France has taken the next step towards the ‘burqa ban’. A majority of votes in the lower house of Parliament has approved of a draft bill which will go to the Senate in September. This act has made France the second European country after Belgium to suggest this ban.
By now it should be clear that this law has not been introduced in order to protect women’s freedom and dignity, even though French politicians in favour of the law claim otherwise. How strange, then, that the ban does not specifically address Muslim women wearing the burqa or niqab. In order not to be accused of criminalizing a specific form of religion, the law punishes the hiding/veiling of the face in public in general, making it sound like a security measure in order to protect people from potential gangsters and terrorists (meaning muslims). However, the ban excludes the wearing of helmets for motorbikes, face masks used by the police and carnival costumes (see: http://www.tagesspiegel.de/politik/nationalversammlung-stimmt-burka-verbot-zu/1882882.html or http://www.huffingtonpost.com/2010/07/13/france-burqa-ban-french-p_n_644433.html )! I agree with Judith Butler that this is not a matter of security and freedom, but a matter of securing hegemony (see my previous article on Butler’s lecture in Berlin). This also becomes obvious when reading comments of supporters of the law who believe in some sort of Islamic conspiracy which takes advantage of ‘our’ Western freedoms in order to infiltrate them and take over the world.

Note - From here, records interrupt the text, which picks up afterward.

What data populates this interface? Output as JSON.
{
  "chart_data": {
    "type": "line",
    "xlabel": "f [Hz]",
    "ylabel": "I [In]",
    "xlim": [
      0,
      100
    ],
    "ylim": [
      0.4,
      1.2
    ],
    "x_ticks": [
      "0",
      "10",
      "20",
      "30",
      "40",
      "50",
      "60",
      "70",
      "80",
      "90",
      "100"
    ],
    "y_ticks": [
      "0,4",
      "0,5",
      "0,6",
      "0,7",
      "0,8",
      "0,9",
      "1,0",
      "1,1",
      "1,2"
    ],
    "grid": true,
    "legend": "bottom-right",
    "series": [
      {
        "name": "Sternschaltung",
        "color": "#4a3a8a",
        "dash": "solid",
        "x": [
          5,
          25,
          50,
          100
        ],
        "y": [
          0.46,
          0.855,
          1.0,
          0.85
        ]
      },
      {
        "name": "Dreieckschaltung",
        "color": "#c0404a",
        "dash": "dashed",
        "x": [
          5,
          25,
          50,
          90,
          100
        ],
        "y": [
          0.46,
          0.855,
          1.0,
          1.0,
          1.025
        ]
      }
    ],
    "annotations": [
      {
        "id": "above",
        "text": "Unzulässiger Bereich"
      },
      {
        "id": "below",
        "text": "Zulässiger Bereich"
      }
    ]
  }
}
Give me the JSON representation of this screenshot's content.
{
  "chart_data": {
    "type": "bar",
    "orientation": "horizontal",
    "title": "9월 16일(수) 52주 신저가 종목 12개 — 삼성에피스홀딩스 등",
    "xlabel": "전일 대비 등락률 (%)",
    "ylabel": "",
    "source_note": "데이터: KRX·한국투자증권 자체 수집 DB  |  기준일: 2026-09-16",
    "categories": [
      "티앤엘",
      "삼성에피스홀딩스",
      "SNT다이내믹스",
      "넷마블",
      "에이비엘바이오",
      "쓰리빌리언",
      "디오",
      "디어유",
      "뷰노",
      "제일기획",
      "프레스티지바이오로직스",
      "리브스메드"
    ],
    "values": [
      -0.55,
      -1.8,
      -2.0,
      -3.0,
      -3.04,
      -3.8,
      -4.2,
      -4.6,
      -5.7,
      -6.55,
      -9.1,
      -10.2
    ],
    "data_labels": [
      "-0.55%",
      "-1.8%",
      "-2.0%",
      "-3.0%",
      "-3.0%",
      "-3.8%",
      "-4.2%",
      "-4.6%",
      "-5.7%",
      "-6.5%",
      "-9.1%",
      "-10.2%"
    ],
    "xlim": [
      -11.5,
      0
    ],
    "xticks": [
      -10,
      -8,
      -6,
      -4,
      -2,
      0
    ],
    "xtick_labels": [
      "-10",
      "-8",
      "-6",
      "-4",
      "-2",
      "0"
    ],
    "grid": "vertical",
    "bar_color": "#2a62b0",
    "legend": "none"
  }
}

The question of hegemony is also implied in the words of Joan Wallach Scott, Princeton historian and social scientist, who says that the law is “a way of insisting on a singular version of national identity that necessarily excludes those whose beliefs and customs are ‘different’ from those of the dominant culture.” You can watch a very enlightening interview with her here: http://bigthink.com/joanwallachscott
I sincerely hope this law will be ruled unconstitutional, and that the rest of Western Europe does not succumb to this false notion of freedom.